Purpose: My research will examine the changes in local food preferences as a result of CAFTA-DR food policies. Changing food preferences, collected through personal food narratives, are one way to identify cultural and health consequences of international trade agreements. The Dominican Republic is one of many developing countries that has experienced decreased food security because of transforming global food systems. A concrete understanding of the local experiences of people will give greater insight to the extent of these global issues, which is crucial for implementing policy.
Title: “Community Health Benefits Ensuing the Support of Food Sovereignty in Ecuadorian Constitution”
Purpose: The growth of our global population that now exceeds 7 billion people raises many concerns, especially those related to a depletion of resources. An obvious and basic need for all people is food. Food sovereignty is defined as “people’s right to healthy and culturally-appropriate food produced through ecologically sound and sustainable methods, and their right to define their own food and agricultural systems” (Holt-Gimenez 2009, 226). Unsustainable food systems only add to the strain our population has on land and soil, natural resources necessary for food. This project will allow me to observe work that is being done to maintain communities by strengthening sustainable food systems. I will have the opportunity to examine how alternative food systems can be successful, and in what way, if any, these systems add to the overall health and well-being of the local community. As a result of this project, I will gain insight into the opportunities provided by the Article 281, and the effects the article has on the overall wellbeing of these Ecuadorian communities.
International Studies and English, Spain
Title: “Public Space and the Fight for Social Justice”
Purpose: In fall 2012, I will spend six weeks in Spain investigating the historical and current organization and symbolic production of the social movements known in Spain as 15-M and Okupa. I will examine the relationship between the two, as case studies will help us better understand the relationship that exists between radical and more mainstream social movements. I will interview the most active participants in the movements, as well as scholars who have studied the movements. I will use my research to write an investigative essay for my honors thesis in international studies.
Title: “Third World Voices: Responses to the Return of Charles de Gaulle and the French-Algerian War”
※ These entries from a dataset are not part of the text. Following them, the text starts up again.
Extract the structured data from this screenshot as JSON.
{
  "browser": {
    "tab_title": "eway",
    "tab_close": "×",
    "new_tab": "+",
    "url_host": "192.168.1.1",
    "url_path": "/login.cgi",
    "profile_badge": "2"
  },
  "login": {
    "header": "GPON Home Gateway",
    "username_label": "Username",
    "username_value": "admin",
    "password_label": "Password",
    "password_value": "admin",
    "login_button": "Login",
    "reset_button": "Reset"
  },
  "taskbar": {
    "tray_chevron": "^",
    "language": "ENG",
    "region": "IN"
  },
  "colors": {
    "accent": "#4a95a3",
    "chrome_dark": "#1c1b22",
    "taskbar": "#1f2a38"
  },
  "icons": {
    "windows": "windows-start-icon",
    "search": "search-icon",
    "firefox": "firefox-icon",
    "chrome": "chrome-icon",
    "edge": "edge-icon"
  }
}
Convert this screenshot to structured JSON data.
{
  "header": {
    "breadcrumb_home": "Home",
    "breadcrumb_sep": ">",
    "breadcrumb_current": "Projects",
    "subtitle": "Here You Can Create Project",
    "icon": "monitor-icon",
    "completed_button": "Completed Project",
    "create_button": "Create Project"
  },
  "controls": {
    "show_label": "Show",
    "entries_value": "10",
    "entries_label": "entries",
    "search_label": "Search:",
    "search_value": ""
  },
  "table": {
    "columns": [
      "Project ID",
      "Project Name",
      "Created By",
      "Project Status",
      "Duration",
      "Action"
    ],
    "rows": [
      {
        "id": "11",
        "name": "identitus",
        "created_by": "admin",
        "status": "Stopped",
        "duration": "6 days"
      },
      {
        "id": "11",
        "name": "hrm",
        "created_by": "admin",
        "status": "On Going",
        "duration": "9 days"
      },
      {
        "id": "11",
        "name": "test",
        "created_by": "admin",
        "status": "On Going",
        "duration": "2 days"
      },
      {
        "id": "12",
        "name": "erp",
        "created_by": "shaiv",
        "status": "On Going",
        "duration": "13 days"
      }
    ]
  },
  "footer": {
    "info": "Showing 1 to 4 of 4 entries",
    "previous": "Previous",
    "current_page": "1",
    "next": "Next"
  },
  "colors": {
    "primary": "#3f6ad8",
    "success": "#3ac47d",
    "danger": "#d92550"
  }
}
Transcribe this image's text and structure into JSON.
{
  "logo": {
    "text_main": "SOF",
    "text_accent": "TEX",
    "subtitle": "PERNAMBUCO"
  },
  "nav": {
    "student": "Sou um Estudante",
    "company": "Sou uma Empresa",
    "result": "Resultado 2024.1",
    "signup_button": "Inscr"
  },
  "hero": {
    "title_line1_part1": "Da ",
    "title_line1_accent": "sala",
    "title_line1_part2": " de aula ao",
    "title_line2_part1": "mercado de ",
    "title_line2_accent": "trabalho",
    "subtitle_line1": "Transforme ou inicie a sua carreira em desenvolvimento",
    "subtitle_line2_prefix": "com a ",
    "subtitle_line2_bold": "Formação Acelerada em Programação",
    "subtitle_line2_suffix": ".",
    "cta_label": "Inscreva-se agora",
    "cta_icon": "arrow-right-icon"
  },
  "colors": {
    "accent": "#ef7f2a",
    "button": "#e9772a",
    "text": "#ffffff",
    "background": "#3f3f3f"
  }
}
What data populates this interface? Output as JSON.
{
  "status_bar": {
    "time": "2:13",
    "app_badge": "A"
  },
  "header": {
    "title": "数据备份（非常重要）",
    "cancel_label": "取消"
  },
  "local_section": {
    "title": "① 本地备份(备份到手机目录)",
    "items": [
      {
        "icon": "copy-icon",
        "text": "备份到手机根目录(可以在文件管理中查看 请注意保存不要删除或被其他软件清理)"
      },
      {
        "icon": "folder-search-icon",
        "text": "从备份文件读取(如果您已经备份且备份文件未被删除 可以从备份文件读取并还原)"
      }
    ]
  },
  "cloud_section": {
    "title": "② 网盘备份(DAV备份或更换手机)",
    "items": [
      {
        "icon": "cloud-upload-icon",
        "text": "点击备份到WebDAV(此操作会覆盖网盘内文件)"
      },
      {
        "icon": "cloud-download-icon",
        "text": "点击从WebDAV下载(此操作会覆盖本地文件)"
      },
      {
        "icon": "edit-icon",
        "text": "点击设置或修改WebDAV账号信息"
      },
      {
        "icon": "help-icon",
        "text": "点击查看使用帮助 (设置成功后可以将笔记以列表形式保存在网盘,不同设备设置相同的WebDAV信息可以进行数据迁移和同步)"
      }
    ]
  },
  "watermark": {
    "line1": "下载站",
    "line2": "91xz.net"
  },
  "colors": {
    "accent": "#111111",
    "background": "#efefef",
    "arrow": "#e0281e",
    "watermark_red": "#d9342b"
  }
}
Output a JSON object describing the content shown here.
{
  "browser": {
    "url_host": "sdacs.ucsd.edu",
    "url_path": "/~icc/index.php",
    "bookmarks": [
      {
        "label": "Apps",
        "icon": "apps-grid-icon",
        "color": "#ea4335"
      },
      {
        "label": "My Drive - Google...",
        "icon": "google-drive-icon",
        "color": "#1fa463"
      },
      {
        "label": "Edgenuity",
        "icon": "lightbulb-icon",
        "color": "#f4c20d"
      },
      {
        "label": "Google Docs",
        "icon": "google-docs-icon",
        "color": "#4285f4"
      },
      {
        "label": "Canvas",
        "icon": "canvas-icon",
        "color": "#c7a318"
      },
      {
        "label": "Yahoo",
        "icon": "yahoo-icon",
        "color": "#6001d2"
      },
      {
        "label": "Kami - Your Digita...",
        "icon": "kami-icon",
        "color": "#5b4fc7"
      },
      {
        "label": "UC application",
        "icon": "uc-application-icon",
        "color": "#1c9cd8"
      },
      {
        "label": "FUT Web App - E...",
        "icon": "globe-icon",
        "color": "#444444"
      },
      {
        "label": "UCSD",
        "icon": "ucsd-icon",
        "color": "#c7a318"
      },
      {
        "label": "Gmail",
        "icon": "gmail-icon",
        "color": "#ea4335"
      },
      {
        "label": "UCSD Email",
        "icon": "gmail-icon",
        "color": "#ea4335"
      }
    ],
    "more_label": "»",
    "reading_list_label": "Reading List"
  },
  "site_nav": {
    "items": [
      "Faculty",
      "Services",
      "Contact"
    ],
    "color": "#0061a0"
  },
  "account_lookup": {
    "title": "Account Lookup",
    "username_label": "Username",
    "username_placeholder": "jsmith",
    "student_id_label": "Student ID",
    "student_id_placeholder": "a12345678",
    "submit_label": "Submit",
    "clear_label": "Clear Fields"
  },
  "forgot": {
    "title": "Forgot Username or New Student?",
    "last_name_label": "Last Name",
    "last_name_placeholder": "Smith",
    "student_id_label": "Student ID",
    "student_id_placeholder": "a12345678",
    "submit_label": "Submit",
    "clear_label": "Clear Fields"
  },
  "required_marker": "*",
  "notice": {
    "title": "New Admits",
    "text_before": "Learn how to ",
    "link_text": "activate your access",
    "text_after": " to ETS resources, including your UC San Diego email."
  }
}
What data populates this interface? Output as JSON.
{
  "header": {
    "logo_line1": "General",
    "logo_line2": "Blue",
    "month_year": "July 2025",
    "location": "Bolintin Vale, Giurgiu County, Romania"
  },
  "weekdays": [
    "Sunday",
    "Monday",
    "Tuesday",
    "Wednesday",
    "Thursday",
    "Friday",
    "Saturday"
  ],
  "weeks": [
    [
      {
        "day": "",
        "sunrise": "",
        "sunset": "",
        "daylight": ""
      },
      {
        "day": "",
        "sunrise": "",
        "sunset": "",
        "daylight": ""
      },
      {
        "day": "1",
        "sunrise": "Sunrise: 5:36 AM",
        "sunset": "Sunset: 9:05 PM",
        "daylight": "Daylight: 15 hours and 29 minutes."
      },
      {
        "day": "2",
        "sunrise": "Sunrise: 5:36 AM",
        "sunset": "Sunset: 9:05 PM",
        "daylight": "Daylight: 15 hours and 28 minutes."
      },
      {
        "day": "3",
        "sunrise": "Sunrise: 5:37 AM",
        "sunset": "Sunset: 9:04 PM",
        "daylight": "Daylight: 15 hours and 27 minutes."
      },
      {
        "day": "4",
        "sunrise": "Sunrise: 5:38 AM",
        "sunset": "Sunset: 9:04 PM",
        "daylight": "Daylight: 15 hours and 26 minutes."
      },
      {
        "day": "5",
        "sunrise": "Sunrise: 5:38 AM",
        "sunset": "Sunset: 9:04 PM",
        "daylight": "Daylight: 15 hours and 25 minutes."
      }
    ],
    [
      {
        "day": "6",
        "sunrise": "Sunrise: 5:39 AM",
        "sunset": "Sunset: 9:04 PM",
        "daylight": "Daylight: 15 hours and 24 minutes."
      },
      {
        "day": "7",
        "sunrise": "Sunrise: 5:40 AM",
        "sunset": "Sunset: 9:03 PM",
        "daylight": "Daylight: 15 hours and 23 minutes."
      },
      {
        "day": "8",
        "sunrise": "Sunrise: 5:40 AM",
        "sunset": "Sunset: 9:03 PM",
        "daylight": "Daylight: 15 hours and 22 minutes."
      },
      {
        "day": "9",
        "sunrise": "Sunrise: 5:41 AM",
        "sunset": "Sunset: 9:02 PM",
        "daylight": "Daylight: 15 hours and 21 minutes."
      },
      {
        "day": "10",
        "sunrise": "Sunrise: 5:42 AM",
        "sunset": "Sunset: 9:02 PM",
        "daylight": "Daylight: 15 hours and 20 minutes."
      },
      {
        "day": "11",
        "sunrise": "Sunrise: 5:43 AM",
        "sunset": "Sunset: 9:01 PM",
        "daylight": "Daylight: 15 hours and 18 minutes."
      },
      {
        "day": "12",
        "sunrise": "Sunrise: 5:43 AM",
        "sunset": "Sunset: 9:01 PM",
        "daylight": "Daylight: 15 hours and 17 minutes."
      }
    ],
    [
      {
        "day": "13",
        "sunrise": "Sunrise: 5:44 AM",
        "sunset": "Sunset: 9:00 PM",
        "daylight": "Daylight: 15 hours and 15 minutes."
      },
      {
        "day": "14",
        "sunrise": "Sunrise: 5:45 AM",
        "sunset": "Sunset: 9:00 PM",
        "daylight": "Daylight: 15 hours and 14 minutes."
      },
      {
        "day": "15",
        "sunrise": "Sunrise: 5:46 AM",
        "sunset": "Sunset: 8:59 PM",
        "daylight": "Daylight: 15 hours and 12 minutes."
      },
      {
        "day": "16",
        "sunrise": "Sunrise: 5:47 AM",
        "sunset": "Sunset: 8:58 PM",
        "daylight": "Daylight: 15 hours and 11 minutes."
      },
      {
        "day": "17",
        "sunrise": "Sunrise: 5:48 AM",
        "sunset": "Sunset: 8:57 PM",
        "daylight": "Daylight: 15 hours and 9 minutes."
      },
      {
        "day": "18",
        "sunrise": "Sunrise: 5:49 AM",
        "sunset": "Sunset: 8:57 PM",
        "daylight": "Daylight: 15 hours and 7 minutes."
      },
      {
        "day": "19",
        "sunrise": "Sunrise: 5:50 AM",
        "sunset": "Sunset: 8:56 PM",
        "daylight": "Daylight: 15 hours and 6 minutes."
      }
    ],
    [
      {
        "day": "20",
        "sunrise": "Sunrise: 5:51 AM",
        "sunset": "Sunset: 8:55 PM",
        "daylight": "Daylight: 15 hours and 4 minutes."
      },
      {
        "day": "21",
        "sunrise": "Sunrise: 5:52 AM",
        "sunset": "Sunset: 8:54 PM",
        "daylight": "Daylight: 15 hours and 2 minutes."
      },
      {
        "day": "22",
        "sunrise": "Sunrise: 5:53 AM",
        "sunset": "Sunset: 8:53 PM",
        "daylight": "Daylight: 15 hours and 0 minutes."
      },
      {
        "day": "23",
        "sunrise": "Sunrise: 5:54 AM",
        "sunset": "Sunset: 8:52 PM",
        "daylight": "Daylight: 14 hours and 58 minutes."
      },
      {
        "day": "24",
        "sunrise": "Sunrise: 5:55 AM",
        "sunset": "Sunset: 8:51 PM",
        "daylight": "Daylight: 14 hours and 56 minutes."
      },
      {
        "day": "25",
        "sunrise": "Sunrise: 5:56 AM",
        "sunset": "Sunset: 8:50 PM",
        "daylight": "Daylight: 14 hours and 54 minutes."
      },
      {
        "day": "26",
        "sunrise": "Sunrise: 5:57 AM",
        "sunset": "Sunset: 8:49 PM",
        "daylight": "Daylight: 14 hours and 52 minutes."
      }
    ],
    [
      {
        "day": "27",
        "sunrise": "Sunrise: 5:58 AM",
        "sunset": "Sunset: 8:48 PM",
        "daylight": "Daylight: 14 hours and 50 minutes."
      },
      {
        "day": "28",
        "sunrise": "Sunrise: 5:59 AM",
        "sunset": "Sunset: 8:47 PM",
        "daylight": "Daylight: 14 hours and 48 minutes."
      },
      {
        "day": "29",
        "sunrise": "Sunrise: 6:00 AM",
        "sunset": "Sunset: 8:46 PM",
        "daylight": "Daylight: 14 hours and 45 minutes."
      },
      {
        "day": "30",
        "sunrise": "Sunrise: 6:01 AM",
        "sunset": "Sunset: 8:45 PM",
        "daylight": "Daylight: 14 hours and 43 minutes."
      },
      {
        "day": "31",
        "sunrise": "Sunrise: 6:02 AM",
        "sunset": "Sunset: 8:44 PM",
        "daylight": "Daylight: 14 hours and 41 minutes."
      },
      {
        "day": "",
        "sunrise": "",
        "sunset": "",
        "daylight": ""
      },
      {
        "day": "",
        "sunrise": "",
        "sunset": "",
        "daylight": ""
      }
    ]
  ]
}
Purpose: I am conducting this research for my honors thesis, which will allow me to graduate with honors in history from the university. I am extremely interested in colonial and imperial history and how the modern world has been shaped due to the renewed imperialism of the modern era. Specifically, I am intrigued by French colonial history with an emphasis on North Africa and in particular Algeria’s cultural, political, and social connections to France. My project, with the working title “Third World Voices: Responses to the Return of Charles de Gaulle and the French-Algerian War,” seeks to understand the relationships between public opinion and diplomacy within the Third World during 1958, a crucial year in the Algerian war. My research will contribute to the larger conversation on decolonization, and will answer important questions that have been left unanswered by other scholars.